Fewer than three weeks before Blues Traveler played an Aug. 23 show the Paramount, The Cap announced that the rock band would be sharing an Oct. 13 show with the Spin Doctors at the Port Chester venue. Shapiro offered to advertise the Paramount show in his email newsletter as compensation; Reiss agreed to those terms.
"That's what you call playing well with others in your market,” Reiss said at the time. "There will be times that [The Capitol] will get a show that I wish I had gotten first, but for the most part, I think they are going to be targeting a different demographic and a different audience."
Follow-up calls and emails seeking comment from Reiss and Shapiro went unanswered as of Thursday afternoon.
Shows that had been scheduled for the Paramount included the Go-Gos on Oct. 10, Bernie Williams on Oct. 20, En Vogue on Nov. 17 and the Dark Star Orchestra on Nov. 20.

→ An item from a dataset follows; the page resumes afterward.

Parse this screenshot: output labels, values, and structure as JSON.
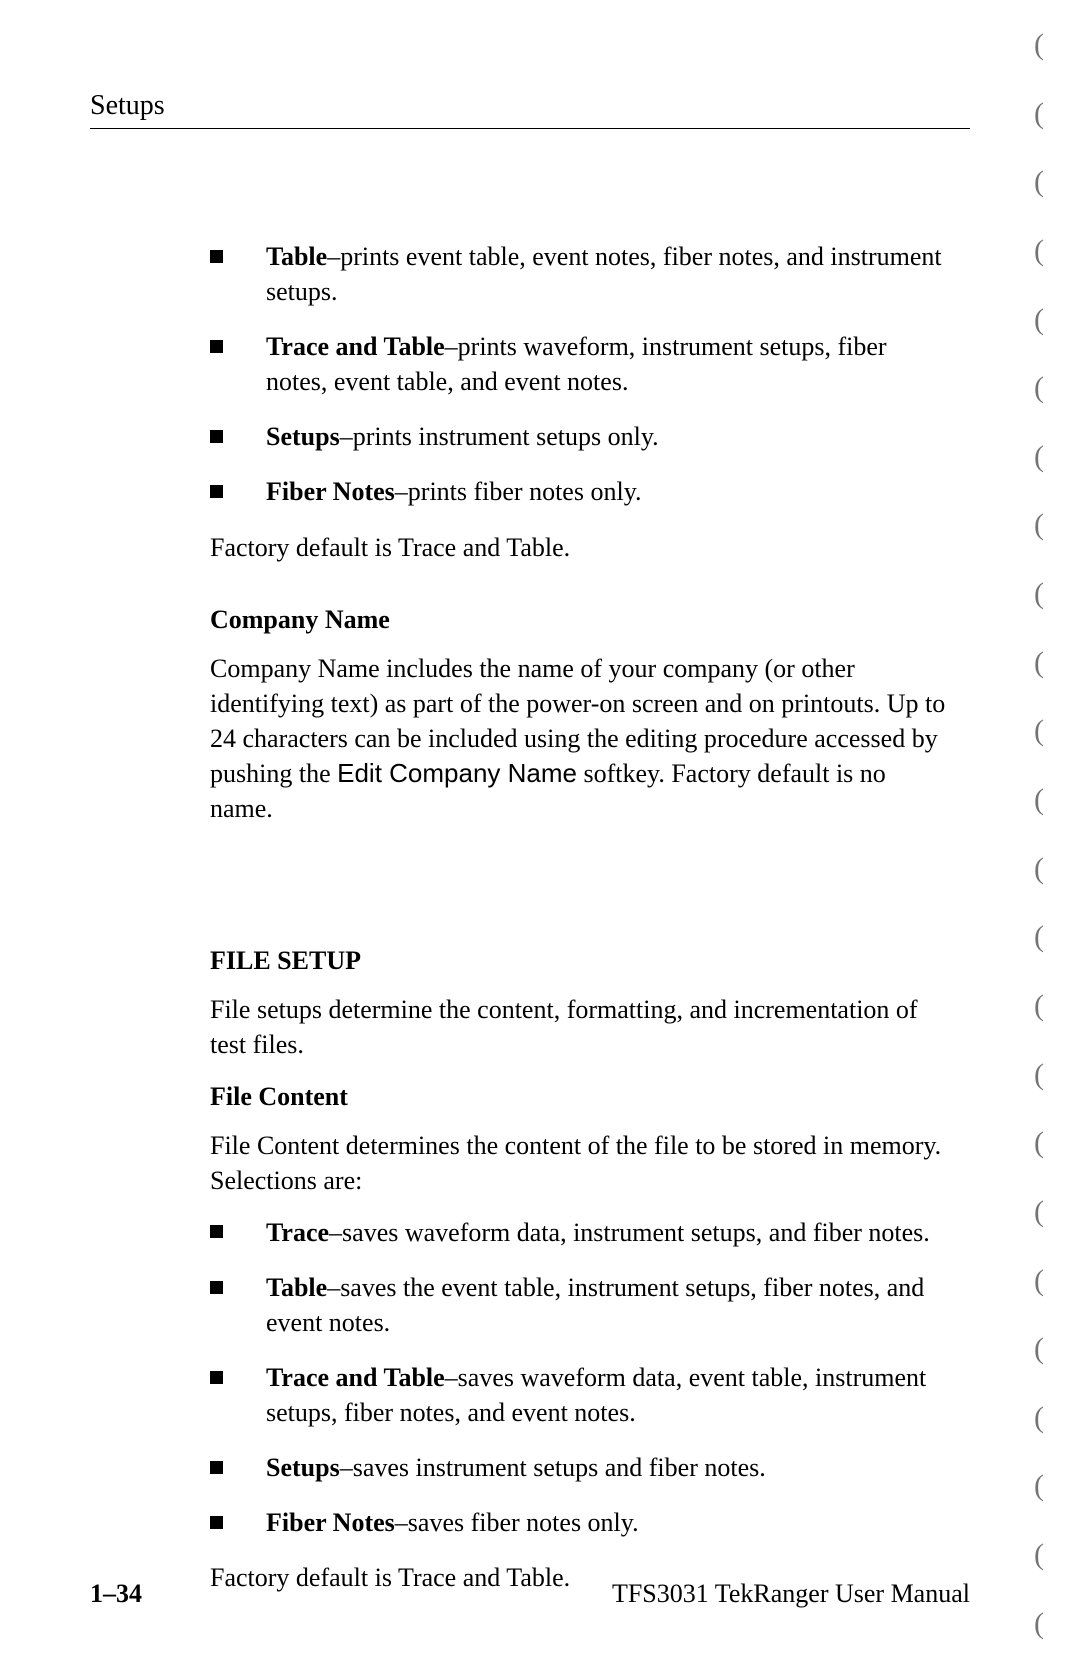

Calemmo said his favorite live act to perform at the Paramount, “by far,” is Fab Faux, the critically acclaimed Beatles cover band that has played the venue multiple times in the last few years. He also enjoyed watching films at the theater.
Calemmo said he wasn’t worried about how the Paramount’s suspended operations would impact his business, but expressed concern for others in downtown Peekskill. “I do have plenty of friends that own businesses, that own restaurants and such, and it’s definitely going to impact them,” he said.
Despite the news, he remains hopeful that the theater will return to staging shows and resuming other programs in the near future.
“I think there’s plenty of people out there that have strong concern for the arts and culture,” he said. “And I think somebody’s going to come through [with funding]. I don’t see this thing going to the wayside. I’m sure something’s going to happen, and, hopefully, the sooner the better.”